There are other compelling and familiar elements in Sunday’s game: Despicable racist abuse For example, those British players who missed their penalty kicks, or those unticketed fans who overwhelmed the butler Force yourself into Wembley stadium.

Neither phenomenon is new: racists have long been attracted to the national team, so much so that former star John Barnes was abused by England’s own fans on the flight home after scoring a goal. The ticketless fans who overwhelmed the butler on Sunday are heirs to the crowd who threw chairs at the European Championship in Belgium 21 years ago.

But this time there is a real new element. England have played well in a few consecutive games! Germany was dispatched with relative ease for the first time since 1966; England defeated Ukraine and defeated Denmark in the semi-final, which was more noisy, noisy, and joyous than any game I have ever played in my memory. They control the game and sometimes play sparkling and exciting football games in a real swagger.

After the semifinals, I left Wembley to fight side by side with thousands of fans without masks. Unable to deal with what I just saw, my first thought (apart from worrying that I will be infected with Covid in this year’s Super Spreader event) was my grandfather, how I wish he was alive to see an England team He played so energetic and entered the finals.

If you love football, then the European Championship and the World Cup can be road signs for important moments in your life. Recalling past games always reminds people of what you were doing and who you were with.

In my family, when the England team played, my father and grandfather would always sit in front of the TV with my brother and me. These experiences are usually characterized by failure, which is why Gareth Southgate’s team’s journey to the cliff of championship glory has caused so much emotion. Yes, Southgate’s team eventually failed, but they failed more than any English team in my memory. My father and my kids watched a few games together. Apart from the results on Sunday, my grandfather would definitely like it.

Before the game started, I tried to explain to my children the dangers of becoming an England supporter. Looking at their hopeful faces became more and more confused as I warned them about the dangers of over-optimism and doing well for the inevitable failure. The necessity of preparation.Like them, I quickly forgot about this and was swept away in the process of entering the finals, full of faith like everyone else, until reality and Bukayo Saka missed penalty.

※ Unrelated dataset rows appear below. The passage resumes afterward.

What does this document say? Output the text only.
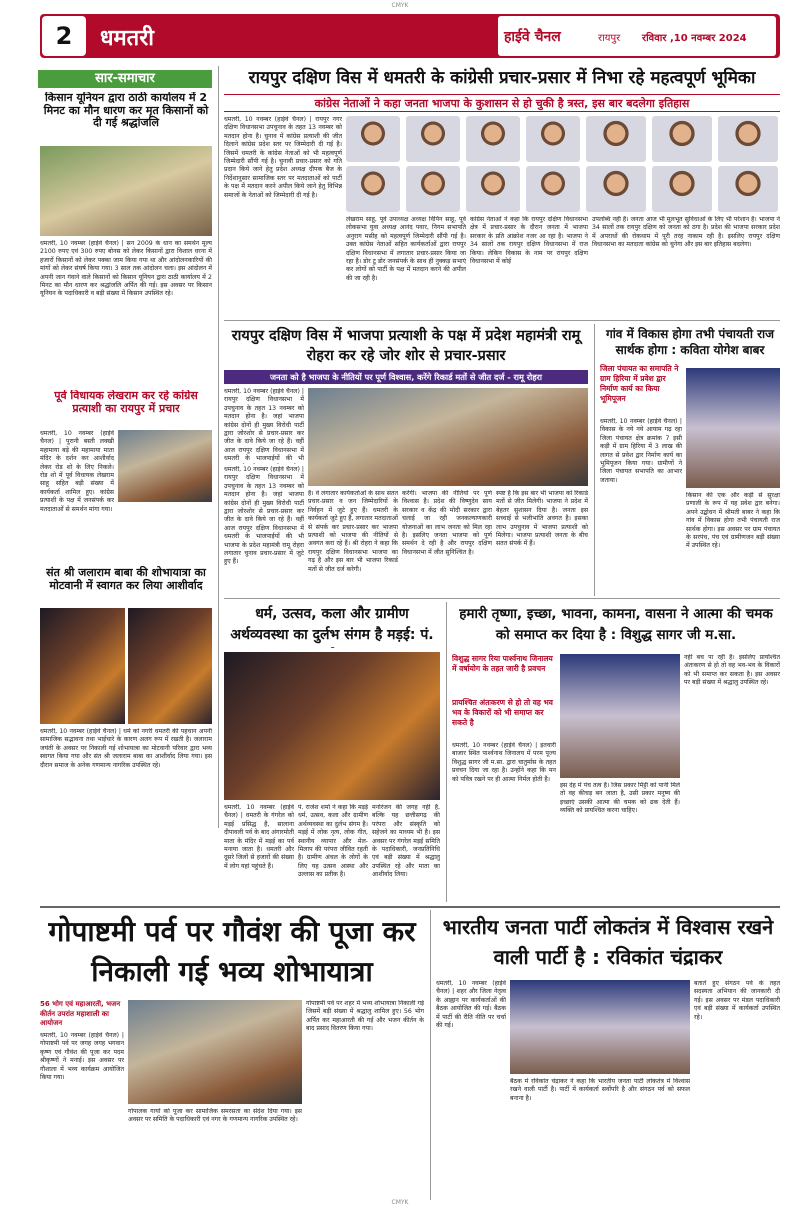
CMYK
2	धमतरी	हाईवे चैनल	रायपुर रविवार ,10 नवम्बर 2024
सार-समाचार
किसान यूनियन द्वारा ठाठी कार्यालय में 2 मिनट का मौन धारण कर मृत किसानों को दी गई श्रद्धांजलि
धमतरी, 10 नवम्बर (हाईवे चैनल) | सन 2009 के धान का समर्थन मूल्य 2100 रुपए एवं 300 रुपए बोनस को लेकर किसानों द्वारा विशाल धरना में हजारों किसानों को लेकर पक्का जाम किया गया था और आंदोलनकारियों की मांगों को लेकर संघर्ष किया गया। 3 साल तक आंदोलन चला। इस आंदोलन में अपनी जान गंवाने वाले किसानों को किसान यूनियन द्वारा ठाठी कार्यालय में 2 मिनट का मौन धारण कर श्रद्धांजलि अर्पित की गई। इस अवसर पर किसान यूनियन के पदाधिकारी व बड़ी संख्या में किसान उपस्थित रहे।
पूर्व विधायक लेखराम कर रहे कांग्रेस प्रत्याशी का रायपुर में प्रचार
धमतरी, 10 नवम्बर (हाईवे चैनल) | पुरानी बस्ती लक्खी महामाया बड़े की महामाया माता मंदिर के दर्शन कर आशीर्वाद लेकर रोड शो के लिए निकले। रोड शो में पूर्व विधायक लेखराम साहू सहित बड़ी संख्या में कार्यकर्ता शामिल हुए। कांग्रेस प्रत्याशी के पक्ष में जनसंपर्क कर मतदाताओं से समर्थन मांगा गया।
संत श्री जलाराम बाबा की शोभायात्रा का मोटवानी में स्वागत कर लिया आशीर्वाद
धमतरी, 10 नवम्बर (हाईवे चैनल) | धर्म को नगरी धमतरी की पहचान अपनी सामाजिक सद्भावना तथा भाईचारे के कारण अलग रूप में रखती है। जलाराम जयंती के अवसर पर निकाली गई शोभायात्रा का मोटवानी परिवार द्वारा भव्य स्वागत किया गया और संत श्री जलाराम बाबा का आशीर्वाद लिया गया। इस दौरान समाज के अनेक गणमान्य नागरिक उपस्थित रहे।
रायपुर दक्षिण विस में धमतरी के कांग्रेसी प्रचार-प्रसार में निभा रहे महत्वपूर्ण भूमिका
कांग्रेस नेताओं ने कहा जनता भाजपा के कुशासन से हो चुकी है त्रस्त, इस बार बदलेगा इतिहास
धमतरी, 10 नवम्बर (हाईवे चैनल) | रायपुर नगर दक्षिण विधानसभा उपचुनाव के तहत 13 नवम्बर को मतदान होना है। चुनाव में कांग्रेस प्रत्याशी की जीत दिलाने कांग्रेस प्रदेश स्तर पर जिम्मेदारी दी गई है। जिसमें धमतरी के कांग्रेस नेताओं को भी महत्वपूर्ण जिम्मेदारी सौंपी गई है। चुनावी प्रचार-प्रसार को गति प्रदान किये जाने हेतु प्रदेश अध्यक्ष दीपक बैज के निर्देशानुसार सामाजिक स्तर पर मतदाताओं को पार्टी के पक्ष में मतदान करने अपील किये जाने हेतु विभिन्न समाजों के नेताओं को जिम्मेदारी दी गई है।
लेखराम साहू, पूर्व उपाध्यक्ष अध्यक्ष विपिन साहू, पूर्व लोकसभा युवा अध्यक्ष आनंद पवार, निगम सभापति अनुराग मसीह को महत्वपूर्ण जिम्मेदारी सौंपी गई है। उक्त कांग्रेस नेताओं सहित कार्यकर्ताओं द्वारा रायपुर दक्षिण विधानसभा में लगातार प्रचार-प्रसार किया जा रहा है। डोर टू डोर जनसंपर्क के साथ ही नुक्कड़ सभाएं कर लोगों को पार्टी के पक्ष में मतदान करने की अपील की जा रही है।
कांग्रेस नेताओं ने कहा कि रायपुर दक्षिण विधानसभा क्षेत्र में प्रचार-प्रसार के दौरान जनता में भाजपा सरकार के प्रति आक्रोश नजर आ रहा है। भाजपा ने 34 सालों तक रायपुर दक्षिण विधानसभा में राज किया। लेकिन विकास के नाम पर रायपुर दक्षिण विधानसभा में कोई
उपलब्धि नहीं है। जनता आज भी मूलभूत सुविधाओं के लिए भी परेशान है। भाजपा ने 34 सालों तक रायपुर दक्षिण को जनता को ठगा है। प्रदेश की भाजपा सरकार प्रदेश में अपराधों की रोकथाम में पूरी तरह नाकाम रही है। इसलिए रायपुर दक्षिण विधानसभा का मतदाता कांग्रेस को चुनेगा और इस बार इतिहास बदलेगा।
रायपुर दक्षिण विस में भाजपा प्रत्याशी के पक्ष में प्रदेश महामंत्री रामू रोहरा कर रहे जोर शोर से प्रचार-प्रसार
जनता को है भाजपा के नीतियों पर पूर्ण विश्वास, करेंगे रिकार्ड मतों से जीत दर्ज - रामू रोहरा
धमतरी, 10 नवम्बर (हाईवे चैनल) | रायपुर दक्षिण विधानसभा में उपचुनाव के तहत 13 नवम्बर को मतदान होना है। जहां भाजपा कांग्रेस दोनों ही मुख्य विरोधी पार्टी द्वारा जोरशोर से प्रचार-प्रसार कर जीत के दावे किये जा रहे हैं। वहीं आज रायपुर दक्षिण विधानसभा में धमतरी के भाजपाईयों की भी
धमतरी, 10 नवम्बर (हाईवे चैनल) | रायपुर दक्षिण विधानसभा में उपचुनाव के तहत 13 नवम्बर को मतदान होना है। जहां भाजपा कांग्रेस दोनों ही मुख्य विरोधी पार्टी द्वारा जोरशोर से प्रचार-प्रसार कर जीत के दावे किये जा रहे हैं। वहीं आज रायपुर दक्षिण विधानसभा में धमतरी के भाजपाईयों की भी भाजपा के प्रदेश महामंत्री रामू रोहरा लगातार चुनाव प्रचार-प्रसार में जुटे हुए हैं।
है। वे लगातार कार्यकर्ताओं के साथ सतत प्रचार-प्रसार व जन जिम्मेदारियों के निर्वहन में जुटे हुए हैं। धमतरी के कार्यकर्ता जुटे हुए हैं, लगातार मतदाताओं से संपर्क कर प्रचार-प्रसार कर भाजपा प्रत्याशी को भाजपा की नीतियों से अवगत करा रहे हैं। श्री रोहरा ने कहा कि रायपुर दक्षिण विधानसभा भाजपा का गढ़ है और इस बार भी भाजपा रिकार्ड मतों से जीत दर्ज करेगी।
करेंगी। भाजपा की नीतियों पर पूर्ण विश्वास है। प्रदेश की विष्णुदेव साय सरकार व केंद्र की मोदी सरकार द्वारा चलाई जा रही जनकल्याणकारी योजनाओं का लाभ जनता को मिल रहा है। इसलिए जनता भाजपा को पूर्ण समर्थन दे रही है और रायपुर दक्षिण विधानसभा में जीत सुनिश्चित है।
स्पष्ट है कि इस बार भी भाजपा को रिकार्ड मतों से जीत मिलेगी। भाजपा ने प्रदेश में बेहतर सुशासन दिया है। जनता इस सच्चाई से भलीभांति अवगत है। इसका लाभ उपचुनाव में भाजपा प्रत्याशी को मिलेगा। भाजपा प्रत्याशी जनता के बीच सतत संपर्क में हैं।
गांव में विकास होगा तभी पंचायती राज सार्थक होगा : कविता योगेश बाबर
जिला पंचायत का समापति ने ग्राम हिरिया में प्रवेश द्वार निर्माण कार्य का किया भूमिपूजन
धमतरी, 10 नवम्बर (हाईवे चैनल) | विकास के नये नये आयाम गढ़ रहा जिला पंचायत क्षेत्र क्रमांक 7 इसी कड़ी में ग्राम हिरिया में 3 लाख की लागत से प्रवेश द्वार निर्माण कार्य का भूमिपूजन किया गया। ग्रामीणों ने जिला पंचायत सभापति का आभार जताया।
किसान की एक और कड़ी से सुरक्षा प्रणाली के रूप में यह प्रवेश द्वार बनेगा। अपने उद्बोधन में श्रीमती बाबर ने कहा कि गांव में विकास होगा तभी पंचायती राज सार्थक होगा। इस अवसर पर ग्राम पंचायत के सरपंच, पंच एवं ग्रामीणजन बड़ी संख्या में उपस्थित रहे।
धर्म, उत्सव, कला और ग्रामीण अर्थव्यवस्था का दुर्लभ संगम है मड़ई: पं.
धमतरी, 10 नवम्बर (हाईवे चैनल) | धमतरी के गंगरेल को मड़ई प्रसिद्ध है, सालाना दीपावली पर्व के बाद अंगारमोती माता के मंदिर में मड़ई का पर्व मनाया जाता है। धमतरी और दूसरे जिलों से हजारों की संख्या में लोग यहां पहुंचते हैं।
पं. राजेश शर्मा ने कहा कि मड़ई धर्म, उत्सव, कला और ग्रामीण अर्थव्यवस्था का दुर्लभ संगम है। मड़ई में लोक नृत्य, लोक गीत, स्थानीय व्यापार और मेल-मिलाप की परंपरा जीवित रहती है। ग्रामीण अंचल के लोगों के लिए यह उत्सव आस्था और उल्लास का प्रतीक है।
मनोरंजन की जगह नहीं है, बल्कि यह छत्तीसगढ़ की परंपरा और संस्कृति को सहेजने का माध्यम भी है। इस अवसर पर गंगरेल मड़ई समिति के पदाधिकारी, जनप्रतिनिधि एवं बड़ी संख्या में श्रद्धालु उपस्थित रहे और माता का आशीर्वाद लिया।
हमारी तृष्णा, इच्छा, भावना, कामना, वासना ने आत्मा की चमक को समाप्त कर दिया है : विशुद्ध सागर जी म.सा.
विशुद्ध सागर रिया पार्श्वनाथ जिनालय में वर्षायोग के तहत जारी है प्रवचन
प्रायश्चित अंतःकरण से हो तो वह भव भव के विकारों को भी समाप्त कर सकते है
धमतरी, 10 नवम्बर (हाईवे चैनल) | इतवारी बाजार स्थित पार्श्वनाथ जिनालय में परम पूज्य विशुद्ध सागर जी म.सा. द्वारा चातुर्मास के तहत प्रवचन दिया जा रहा है। उन्होंने कहा कि मन को पवित्र रखने पर ही आत्मा निर्मल होती है।
इस देह में पंच तत्व हैं। जिस प्रकार मिट्टी को पानी मिले तो वह कीचड़ बन जाता है, उसी प्रकार मनुष्य की इच्छाएं उसकी आत्मा की चमक को ढक देती हैं। व्यक्ति को प्रायश्चित करना चाहिए।
नहीं बच पा रही है। इसलिए प्रायश्चित अंतःकरण से हो तो वह भव-भव के विकारों को भी समाप्त कर सकता है। इस अवसर पर बड़ी संख्या में श्रद्धालु उपस्थित रहे।
गोपाष्टमी पर्व पर गौवंश की पूजा कर निकाली गई भव्य शोभायात्रा
56 भोग एवं महाआरती, भजन कीर्तन उपरांत महाशाली का आयोजन
धमतरी, 10 नवम्बर (हाईवे चैनल) | गोपाष्टमी पर्व पर जगह जगह भगवान कृष्ण एवं गौवंश की पूजा कर पदम श्रीकृष्णों ने मनाई। इस अवसर पर गौशाला में भव्य कार्यक्रम आयोजित किया गया।
गोपाष्टमी पर्व पर शहर में भव्य शोभायात्रा निकाली गई जिसमें बड़ी संख्या में श्रद्धालु शामिल हुए। 56 भोग अर्पित कर महाआरती की गई और भजन कीर्तन के बाद प्रसाद वितरण किया गया।
गोपालक गायों को पूजा कर सामाजिक समरसता का संदेश दिया गया। इस अवसर पर समिति के पदाधिकारी एवं नगर के गणमान्य नागरिक उपस्थित रहे।
भारतीय जनता पार्टी लोकतंत्र में विश्वास रखने वाली पार्टी है : रविकांत चंद्राकर
धमतरी, 10 नवम्बर (हाईवे चैनल) | शहर और जिला नेतृत्व के आह्वान पर कार्यकर्ताओं की बैठक आयोजित की गई। बैठक में पार्टी की रीति नीति पर चर्चा की गई।
बैठक में रविकांत चंद्राकर ने कहा कि भारतीय जनता पार्टी लोकतंत्र में विश्वास रखने वाली पार्टी है। पार्टी में कार्यकर्ता सर्वोपरि है और संगठन पर्व को सफल बनाना है।
बताते हुए संगठन पर्व के तहत सदस्यता अभियान की जानकारी दी गई। इस अवसर पर मंडल पदाधिकारी एवं बड़ी संख्या में कार्यकर्ता उपस्थित रहे।
CMYK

Then we will go to the World Cup to be held in Qatar next year. Sports experts and friends have talked about it hopefully, as if it is easier to win a game at 100 degrees than it is to win a game in front of your own supporters.

But maybe I read it wrong. Although England’s victory next year or any given year will be historic, it is not important. It is important to watch the journey in England—the tortuous, maddening loop of despair, occasionally mixed with hope—and the people sitting next to you along the way.